W powietrzu unosił się delikatny zapach kobiecych perfum. Tęskny jak zmierzch, czający się w drapowaniach firan, w migotliwym blasku świec, w połyskującym na stoliku szkle kieliszków...

Była ubrana w długą, obcisłą, czarną suknię z dużym dekoltem. Włosy wysoko upięte, nadawały jej twarzy jakiś dziwny, nieznany dotąd wygląd... Usiadła naprzeciw mnie, swobodna, piękna i marzycielska...

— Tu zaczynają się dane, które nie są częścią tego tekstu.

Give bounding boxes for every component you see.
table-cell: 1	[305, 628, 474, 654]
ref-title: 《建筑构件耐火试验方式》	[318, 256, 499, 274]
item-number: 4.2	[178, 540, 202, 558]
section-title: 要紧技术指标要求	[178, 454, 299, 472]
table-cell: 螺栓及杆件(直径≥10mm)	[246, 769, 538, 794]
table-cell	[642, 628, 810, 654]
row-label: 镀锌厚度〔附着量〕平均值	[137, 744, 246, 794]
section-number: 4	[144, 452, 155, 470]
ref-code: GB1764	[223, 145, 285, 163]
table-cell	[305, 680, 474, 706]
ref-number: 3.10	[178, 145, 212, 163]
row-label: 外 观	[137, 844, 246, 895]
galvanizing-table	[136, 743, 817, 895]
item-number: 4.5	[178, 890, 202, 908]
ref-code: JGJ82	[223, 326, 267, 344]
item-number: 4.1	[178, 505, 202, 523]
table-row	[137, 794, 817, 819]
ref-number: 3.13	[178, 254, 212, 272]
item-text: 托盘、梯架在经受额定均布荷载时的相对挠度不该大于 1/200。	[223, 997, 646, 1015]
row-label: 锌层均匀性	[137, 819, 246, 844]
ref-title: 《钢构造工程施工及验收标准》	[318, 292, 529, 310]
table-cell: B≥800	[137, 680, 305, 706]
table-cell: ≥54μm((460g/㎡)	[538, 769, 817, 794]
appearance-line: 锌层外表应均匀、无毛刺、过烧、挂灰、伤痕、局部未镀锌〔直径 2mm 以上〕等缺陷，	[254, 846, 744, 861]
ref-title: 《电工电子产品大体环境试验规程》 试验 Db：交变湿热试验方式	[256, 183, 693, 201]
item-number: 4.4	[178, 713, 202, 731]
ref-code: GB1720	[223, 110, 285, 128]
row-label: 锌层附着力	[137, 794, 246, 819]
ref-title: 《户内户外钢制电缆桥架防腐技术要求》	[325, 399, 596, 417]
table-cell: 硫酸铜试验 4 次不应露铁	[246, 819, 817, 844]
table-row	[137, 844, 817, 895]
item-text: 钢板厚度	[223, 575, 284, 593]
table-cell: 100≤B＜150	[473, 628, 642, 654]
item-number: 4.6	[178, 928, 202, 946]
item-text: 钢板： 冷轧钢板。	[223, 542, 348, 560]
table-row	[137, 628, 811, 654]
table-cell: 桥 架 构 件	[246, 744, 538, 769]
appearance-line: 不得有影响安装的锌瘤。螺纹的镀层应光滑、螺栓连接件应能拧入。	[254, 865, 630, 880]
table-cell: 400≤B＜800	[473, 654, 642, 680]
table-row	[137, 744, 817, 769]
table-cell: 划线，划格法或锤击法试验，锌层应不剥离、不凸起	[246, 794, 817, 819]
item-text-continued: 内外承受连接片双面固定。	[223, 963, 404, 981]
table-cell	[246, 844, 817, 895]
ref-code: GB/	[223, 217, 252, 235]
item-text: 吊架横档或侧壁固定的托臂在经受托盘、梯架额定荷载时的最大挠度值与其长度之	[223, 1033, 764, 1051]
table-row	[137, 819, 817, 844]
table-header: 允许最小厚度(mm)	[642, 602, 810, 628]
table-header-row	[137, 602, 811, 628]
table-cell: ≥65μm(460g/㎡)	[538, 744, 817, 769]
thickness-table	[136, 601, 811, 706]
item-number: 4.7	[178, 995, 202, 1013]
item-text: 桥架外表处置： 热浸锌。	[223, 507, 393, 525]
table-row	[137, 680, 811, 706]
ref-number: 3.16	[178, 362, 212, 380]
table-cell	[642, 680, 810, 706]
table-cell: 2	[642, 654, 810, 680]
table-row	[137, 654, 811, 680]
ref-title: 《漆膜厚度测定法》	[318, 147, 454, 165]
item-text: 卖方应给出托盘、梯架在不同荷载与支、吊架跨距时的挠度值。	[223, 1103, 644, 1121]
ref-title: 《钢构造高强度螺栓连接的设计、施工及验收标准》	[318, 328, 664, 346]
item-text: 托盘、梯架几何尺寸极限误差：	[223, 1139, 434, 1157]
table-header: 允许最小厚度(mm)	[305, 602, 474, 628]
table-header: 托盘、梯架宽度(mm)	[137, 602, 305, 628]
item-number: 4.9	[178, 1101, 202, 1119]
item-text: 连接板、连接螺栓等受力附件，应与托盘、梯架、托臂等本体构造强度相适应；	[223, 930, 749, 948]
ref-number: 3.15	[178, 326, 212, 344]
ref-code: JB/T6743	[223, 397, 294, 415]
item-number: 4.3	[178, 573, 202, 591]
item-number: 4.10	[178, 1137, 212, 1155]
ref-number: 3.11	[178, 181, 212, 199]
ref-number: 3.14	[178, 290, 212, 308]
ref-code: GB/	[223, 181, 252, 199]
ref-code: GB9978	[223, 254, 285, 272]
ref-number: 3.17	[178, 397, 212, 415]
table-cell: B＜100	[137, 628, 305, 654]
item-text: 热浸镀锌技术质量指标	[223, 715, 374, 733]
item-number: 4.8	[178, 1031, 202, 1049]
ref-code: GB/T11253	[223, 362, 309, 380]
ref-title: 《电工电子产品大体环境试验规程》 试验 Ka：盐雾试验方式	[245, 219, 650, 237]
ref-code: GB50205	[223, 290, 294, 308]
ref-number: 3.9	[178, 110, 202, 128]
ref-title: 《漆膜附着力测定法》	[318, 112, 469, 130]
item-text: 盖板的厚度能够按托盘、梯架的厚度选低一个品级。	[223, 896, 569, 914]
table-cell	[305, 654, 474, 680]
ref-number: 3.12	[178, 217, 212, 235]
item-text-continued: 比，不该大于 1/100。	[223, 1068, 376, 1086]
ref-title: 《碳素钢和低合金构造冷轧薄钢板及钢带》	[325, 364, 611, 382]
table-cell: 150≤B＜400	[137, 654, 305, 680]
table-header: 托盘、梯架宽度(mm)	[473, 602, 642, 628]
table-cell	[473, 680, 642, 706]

Wypijemy? Za to nasze piękno dni? Za to nasze piękno dni! Jesteś smutny? – Odstawiając kieliszek spojrzała mi przenikliwie w oczy. Przez moment patrzyliśmy na siebie... Jutro wracam do domu... Tak... Ale to nie powód. Nie wiem kiedy znowu się spotkamy... Wszystko jest takie przypadkowe, nierealne, dziwne... Nie myśl o tym teraz... Przecież jesteśmy... – Wstała. Podeszła do mnie. Usiadła obok i ujmując moją twarz w dłonie powiedziała: “Jesteś najpiękniejszym czasem mego życia”.

Później, kiedy już szedłem samotnie ulicą. Kiedy ciepły wiatr nocy owiewał mi skronie. Kiedy tęsknota za jej dotykiem była niczym niemy krzyk. Gdy cały przesiąknięty byłem jeszcze jej ciałem, jakbym nie był tu a tam, gdzie rozkosz dławiła duszę. Gdzie szept był jak lot, jak rozdarcie, jak nagła fala rozpadająca się na tysiące kropelek spełnienia...

I jeszcze później, gdy zadzwoniła nocą i powiedziała: “Kocham cię...”

I nazajutrz. Kiedy w wiosennym deszczu zastukotały koła wagonu... Wiedziałem... Już wiedziałem, że coś się skończyło...

 

A może kiedyś

Kiedyś znów

W nabrzmiałej ciszą chwili

Znajdziemy w dłoniach ciepło rąk

Zgubiony pył motyli

errad : :
lis 23 2005 ZADUMA.
Komentarze: 12

Którymi szedłem, na których się przewracałem... Zwyczajne, piękne i niechciane. Te pod górę i te łatwe ścieżki mojego życia... Z lotu ptaka niezauważalne, dla niektórych niezrozumiałe a dla większości obojętne. Kto się zastanawia, mierząc czas, nad jednym ziarenkiem piasku w klepsydrze... A przecież krok po kroku szedłem po nich, jakbym szukał czegoś, jakbym w coś wierzył, jakbym chciał dojść tam, dokąd wiodły... Niektóre mroczne, niektóre trudne, nieodwracalne i zamazane...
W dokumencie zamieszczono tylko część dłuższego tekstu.